Soon after being sent home with sleeping pills, for what was likely postpartum depression, I received the results from a recent ultrasound. The 10cm cyst that would eventually lead to my diagnosis with endometriosis, was found. I was put on Marvelon21, a form of hormonal birth control. From the first week, I swear on my life, I felt like my world was full of rainbows and butterflies. I didn’t have the depression or the horrible thoughts. I started to really calm down. To this day, it is rare for me to get really angry and yell. I really think my hormones had me trapped for far too long. It is probably the main reason why I don’t ever feel that I could stop taking Marvelon ever. It saved my life. One little white pill, a very low dose birth control pill worked for me. Although, I know it doesn’t work for everyone.

I definitely feel that there are more than just hormones that affected my state of mind. I don’t feel that my body has ever been normal. I was an object of wonder when it came to doctors and their students. I was treated like a piece of dirt by every doctor. Most acted like I was making this all up. The few that were actually nice, didn’t really tell me to do anything further with treatments. They just told me what diseases I had and sent me home. No follow-ups just more confusion.
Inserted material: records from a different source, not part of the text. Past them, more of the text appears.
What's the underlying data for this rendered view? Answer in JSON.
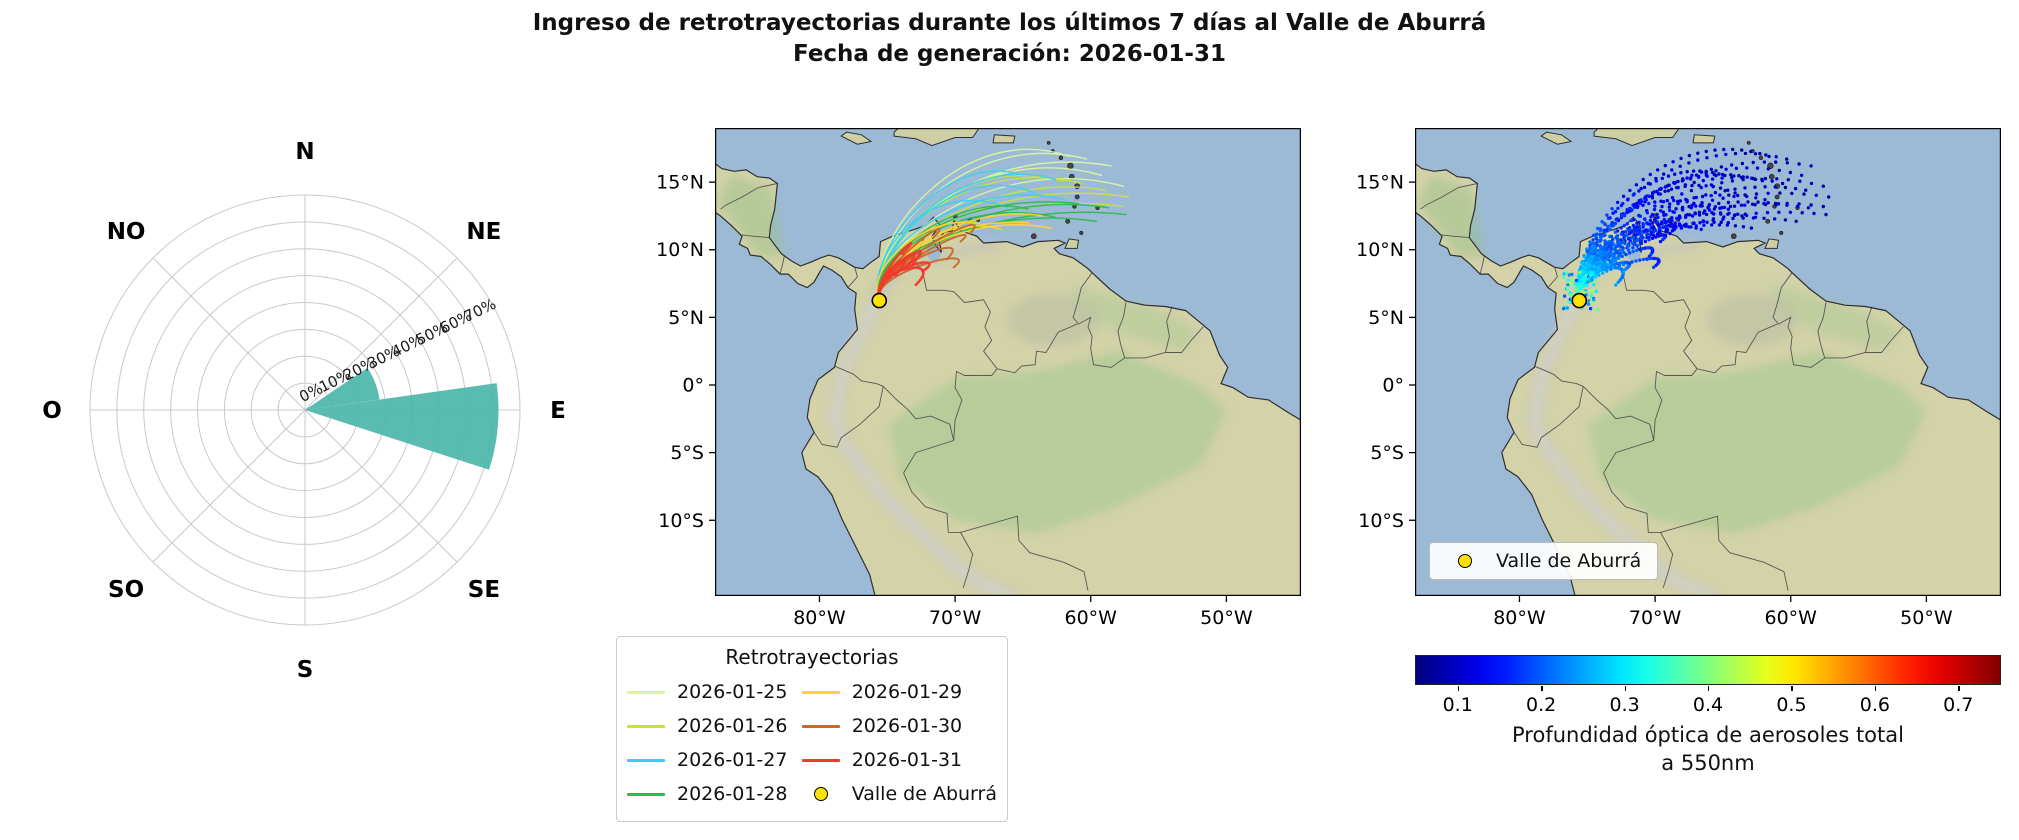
{
  "title": {
    "line1": "Ingreso de retrotrayectorias durante los últimos 7 días al Valle de Aburrá",
    "line2": "Fecha de generación: 2026-01-31"
  },
  "chart_data": [
    {
      "type": "windrose",
      "direction_labels": [
        "N",
        "NE",
        "E",
        "SE",
        "S",
        "SO",
        "O",
        "NO"
      ],
      "radial_ticks": [
        "0%",
        "10%",
        "20%",
        "30%",
        "40%",
        "50%",
        "60%",
        "70%"
      ],
      "r_max_pct": 80,
      "tick_axis_deg": 64,
      "color": "#4cb6a9",
      "sectors": [
        {
          "start_deg": 56,
          "end_deg": 82,
          "value_pct": 28
        },
        {
          "start_deg": 82,
          "end_deg": 108,
          "value_pct": 72
        }
      ]
    },
    {
      "type": "map-trajectories",
      "extent": {
        "lon_min": -87.7,
        "lon_max": -44.5,
        "lat_min": -15.6,
        "lat_max": 19.0
      },
      "x_tick_labels": [
        "80°W",
        "70°W",
        "60°W",
        "50°W"
      ],
      "x_tick_lons": [
        -80,
        -70,
        -60,
        -50
      ],
      "y_tick_labels": [
        "15°N",
        "10°N",
        "5°N",
        "0°",
        "5°S",
        "10°S"
      ],
      "y_tick_lats": [
        15,
        10,
        5,
        0,
        -5,
        -10
      ],
      "legend_title": "Retrotrayectorias",
      "origin": {
        "label": "Valle de Aburrá",
        "lon": -75.59,
        "lat": 6.24,
        "color": "#ffe100"
      },
      "series": [
        {
          "name": "2026-01-25",
          "color": "#d8f5a0",
          "width": 1.4,
          "arc": 2.4,
          "hook": false,
          "ends": [
            [
              -58.5,
              16.2
            ],
            [
              -57.6,
              14.7
            ],
            [
              -60.3,
              16.7
            ],
            [
              -59.2,
              15.5
            ],
            [
              -61.6,
              16.9
            ]
          ]
        },
        {
          "name": "2026-01-26",
          "color": "#c8e13c",
          "width": 1.4,
          "arc": 1.8,
          "hook": false,
          "ends": [
            [
              -57.2,
              13.9
            ],
            [
              -58.9,
              14.4
            ],
            [
              -60.6,
              14.9
            ],
            [
              -57.6,
              13.2
            ],
            [
              -62.1,
              15.1
            ]
          ]
        },
        {
          "name": "2026-01-27",
          "color": "#3ecdf0",
          "width": 1.5,
          "arc": 2.0,
          "hook": false,
          "ends": [
            [
              -62.6,
              15.2
            ],
            [
              -64.1,
              14.2
            ],
            [
              -66.1,
              13.1
            ],
            [
              -61.9,
              13.7
            ],
            [
              -65.3,
              15.6
            ]
          ]
        },
        {
          "name": "2026-01-28",
          "color": "#2fb951",
          "width": 1.5,
          "arc": 1.2,
          "hook": false,
          "ends": [
            [
              -57.4,
              12.6
            ],
            [
              -58.7,
              13.1
            ],
            [
              -60.9,
              13.4
            ],
            [
              -62.6,
              12.4
            ],
            [
              -59.6,
              12.1
            ],
            [
              -64.6,
              13.0
            ]
          ]
        },
        {
          "name": "2026-01-29",
          "color": "#ffd22f",
          "width": 1.6,
          "arc": 0.9,
          "hook": false,
          "ends": [
            [
              -62.9,
              11.6
            ],
            [
              -64.6,
              12.0
            ],
            [
              -66.6,
              11.5
            ],
            [
              -63.6,
              12.5
            ],
            [
              -68.2,
              11.9
            ]
          ]
        },
        {
          "name": "2026-01-30",
          "color": "#c8682b",
          "width": 2.0,
          "arc": 0.8,
          "hook": true,
          "ends": [
            [
              -69.6,
              10.6
            ],
            [
              -70.6,
              9.3
            ],
            [
              -68.9,
              11.2
            ],
            [
              -71.6,
              10.9
            ],
            [
              -70.1,
              8.7
            ]
          ]
        },
        {
          "name": "2026-01-31",
          "color": "#f03a2d",
          "width": 2.6,
          "arc": 0.6,
          "hook": true,
          "ends": [
            [
              -73.1,
              9.0
            ],
            [
              -72.4,
              8.4
            ],
            [
              -73.9,
              9.7
            ],
            [
              -74.4,
              8.1
            ],
            [
              -72.9,
              7.4
            ],
            [
              -73.6,
              8.7
            ]
          ]
        }
      ]
    },
    {
      "type": "map-aod",
      "extent": {
        "lon_min": -87.7,
        "lon_max": -44.5,
        "lat_min": -15.6,
        "lat_max": 19.0
      },
      "x_tick_labels": [
        "80°W",
        "70°W",
        "60°W",
        "50°W"
      ],
      "x_tick_lons": [
        -80,
        -70,
        -60,
        -50
      ],
      "y_tick_labels": [
        "15°N",
        "10°N",
        "5°N",
        "0°",
        "5°S",
        "10°S"
      ],
      "y_tick_lats": [
        15,
        10,
        5,
        0,
        -5,
        -10
      ],
      "legend_label": "Valle de Aburrá",
      "marker_color": "#ffe100",
      "aod_model": {
        "base": 0.075,
        "amp": 0.3,
        "scale_deg": 5.5
      },
      "colorbar": {
        "cmap": "jet",
        "vmin": 0.05,
        "vmax": 0.75,
        "ticks": [
          0.1,
          0.2,
          0.3,
          0.4,
          0.5,
          0.6,
          0.7
        ],
        "label_line1": "Profundidad óptica de aerosoles total",
        "label_line2": "a 550nm"
      }
    }
  ]
}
I try not to focus on the co-morbid diseases like I once did. I take one problem at a time. I refuse to believe that I actually have some of these diseases. Either way, I am not going to let my ill-health steal my life or my mind another day.


I have suffered from endometriosis for as long as I can remember. I am sharing my story so that others may learn from my experiences, and be encouraged to share their own. I live in Canada. I am happily married with one child. I like social networking, raising awareness for endometriosis, learning about health, hanging out with family and friends and being my daughter’s number one fan. Follow me on Twitter at: @endendoforever.


  1. Thank you for sharing your story. It doesn’t make me feel alone to read others stories. I’m so glad you finally had someone to take the time and figure out what was going on with you! It’s life changing when you find a doctor that cares and empathizes. Good luck and I’ll be praying for you, sweet girl!